I strongly believe that the major cities are not currently able to provide this opportunity and they will be further hobbled in the future by the so-called "Leave No Child Behind" Act, for the reasons cited above. Metropolitan New York and LA both suffer from many of the same problems that Houston does - chronic program and facility underfunding, low teacher pay and few incentives for teacher education, uncontrolled violence and an atmosphere of fear, and pathetic curriculums that by attempting to serve the lowest common denominator, serve no one. Standardized tests for students are not going to solve any of these problems.

As the article shows, superintendents trying to raise school scores will quarantine or even expel some students in order to eliminate low test scores. Furthermore, teachers that are hamstrung by a test-centric curriculum will not be able to teach their students skills or knowledge sets that are useful outside the local testing model. Also, if the tests are not properly calibrated in the elementary education system, then high schoolers will be ill-prepared, though their early test scores say otherwise. This will lead to frustration on the part of teachers and students alike and contribute to greater teacher and even student attrition. By the time the remedial students squeak through the system, believing that they are college ready, they will be adults with little time or flexibility to learn real skills anew.

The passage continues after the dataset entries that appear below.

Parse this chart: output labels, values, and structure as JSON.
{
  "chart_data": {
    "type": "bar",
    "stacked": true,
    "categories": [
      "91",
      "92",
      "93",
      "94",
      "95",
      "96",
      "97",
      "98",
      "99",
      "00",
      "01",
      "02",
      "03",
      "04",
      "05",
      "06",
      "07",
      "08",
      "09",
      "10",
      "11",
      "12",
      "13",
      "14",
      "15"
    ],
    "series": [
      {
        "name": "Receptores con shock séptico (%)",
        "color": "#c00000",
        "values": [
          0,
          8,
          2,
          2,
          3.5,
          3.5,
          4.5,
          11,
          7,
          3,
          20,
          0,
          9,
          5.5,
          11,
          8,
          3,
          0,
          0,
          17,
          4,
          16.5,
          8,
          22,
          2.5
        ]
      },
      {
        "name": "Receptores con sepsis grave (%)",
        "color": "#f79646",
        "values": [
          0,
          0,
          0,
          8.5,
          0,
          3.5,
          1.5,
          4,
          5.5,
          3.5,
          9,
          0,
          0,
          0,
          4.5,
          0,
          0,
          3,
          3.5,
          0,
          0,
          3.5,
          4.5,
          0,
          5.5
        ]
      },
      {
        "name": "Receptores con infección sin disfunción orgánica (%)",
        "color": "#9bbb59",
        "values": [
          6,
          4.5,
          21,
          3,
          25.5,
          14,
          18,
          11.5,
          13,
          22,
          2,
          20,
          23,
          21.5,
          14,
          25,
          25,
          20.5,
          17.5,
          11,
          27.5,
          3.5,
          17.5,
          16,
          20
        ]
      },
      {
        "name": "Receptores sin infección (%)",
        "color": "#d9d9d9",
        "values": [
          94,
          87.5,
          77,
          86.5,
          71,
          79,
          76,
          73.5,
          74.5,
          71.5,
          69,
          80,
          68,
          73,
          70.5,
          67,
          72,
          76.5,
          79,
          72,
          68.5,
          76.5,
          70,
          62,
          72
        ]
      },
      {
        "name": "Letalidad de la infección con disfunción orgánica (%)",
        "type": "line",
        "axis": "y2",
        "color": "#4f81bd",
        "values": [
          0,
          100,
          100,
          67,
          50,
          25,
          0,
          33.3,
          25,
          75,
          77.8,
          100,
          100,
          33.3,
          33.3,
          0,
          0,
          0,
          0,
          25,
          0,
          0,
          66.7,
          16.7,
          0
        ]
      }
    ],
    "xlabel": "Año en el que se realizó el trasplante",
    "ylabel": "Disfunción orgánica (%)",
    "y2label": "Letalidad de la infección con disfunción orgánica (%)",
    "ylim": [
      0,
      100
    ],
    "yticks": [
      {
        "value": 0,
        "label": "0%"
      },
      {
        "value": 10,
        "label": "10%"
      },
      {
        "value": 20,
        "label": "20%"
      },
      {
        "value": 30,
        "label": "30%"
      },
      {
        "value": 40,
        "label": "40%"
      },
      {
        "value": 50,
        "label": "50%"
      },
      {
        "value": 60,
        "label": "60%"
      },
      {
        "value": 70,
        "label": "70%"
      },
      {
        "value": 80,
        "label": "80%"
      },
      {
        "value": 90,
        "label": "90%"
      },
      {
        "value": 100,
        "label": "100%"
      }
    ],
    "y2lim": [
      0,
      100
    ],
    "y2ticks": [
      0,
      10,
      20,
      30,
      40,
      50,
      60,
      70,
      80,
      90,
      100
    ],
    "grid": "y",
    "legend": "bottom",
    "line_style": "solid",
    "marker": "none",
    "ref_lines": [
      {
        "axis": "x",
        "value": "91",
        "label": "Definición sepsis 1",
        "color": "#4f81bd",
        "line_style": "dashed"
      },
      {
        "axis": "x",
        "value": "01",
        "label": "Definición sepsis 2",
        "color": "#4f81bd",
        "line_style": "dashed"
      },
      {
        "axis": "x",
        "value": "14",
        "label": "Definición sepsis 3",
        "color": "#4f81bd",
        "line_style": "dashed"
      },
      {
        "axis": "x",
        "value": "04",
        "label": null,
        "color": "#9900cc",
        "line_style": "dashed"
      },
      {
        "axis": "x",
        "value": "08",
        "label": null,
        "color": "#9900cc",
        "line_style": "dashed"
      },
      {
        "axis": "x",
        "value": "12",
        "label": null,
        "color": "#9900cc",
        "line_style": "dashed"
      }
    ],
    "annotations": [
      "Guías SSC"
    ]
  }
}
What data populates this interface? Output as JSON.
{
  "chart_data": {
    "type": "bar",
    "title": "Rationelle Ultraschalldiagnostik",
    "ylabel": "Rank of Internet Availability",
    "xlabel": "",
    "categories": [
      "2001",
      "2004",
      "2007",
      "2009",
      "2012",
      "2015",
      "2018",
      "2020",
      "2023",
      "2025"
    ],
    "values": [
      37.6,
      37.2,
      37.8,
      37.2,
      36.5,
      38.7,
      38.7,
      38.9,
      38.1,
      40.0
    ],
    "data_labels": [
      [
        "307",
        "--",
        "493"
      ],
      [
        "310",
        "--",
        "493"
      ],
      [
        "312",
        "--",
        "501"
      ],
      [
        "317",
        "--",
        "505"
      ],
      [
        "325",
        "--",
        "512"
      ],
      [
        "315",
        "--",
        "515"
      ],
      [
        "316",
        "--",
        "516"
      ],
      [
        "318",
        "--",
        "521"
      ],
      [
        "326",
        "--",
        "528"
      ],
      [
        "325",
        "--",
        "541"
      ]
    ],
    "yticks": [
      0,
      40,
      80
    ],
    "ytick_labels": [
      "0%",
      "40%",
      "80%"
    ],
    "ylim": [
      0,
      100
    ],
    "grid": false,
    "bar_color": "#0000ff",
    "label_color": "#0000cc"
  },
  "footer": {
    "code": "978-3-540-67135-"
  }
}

I think education in this country is a horror show of epic proportions. Poor education leads to all kinds of problems but is particularly apparent in the state of political affairs. Lack of interest in voting, current events, and leadership accountability, not to mention susceptibility to already pervasive propaganda and biased media, is creating a crisis of democracy here. Given the education level of our voters (and other factors like gerrymandering), the crisis is likely to deepen over the next decade. And how can we go promoting democracy in the Middle East when we are barely clinging to it ourselves?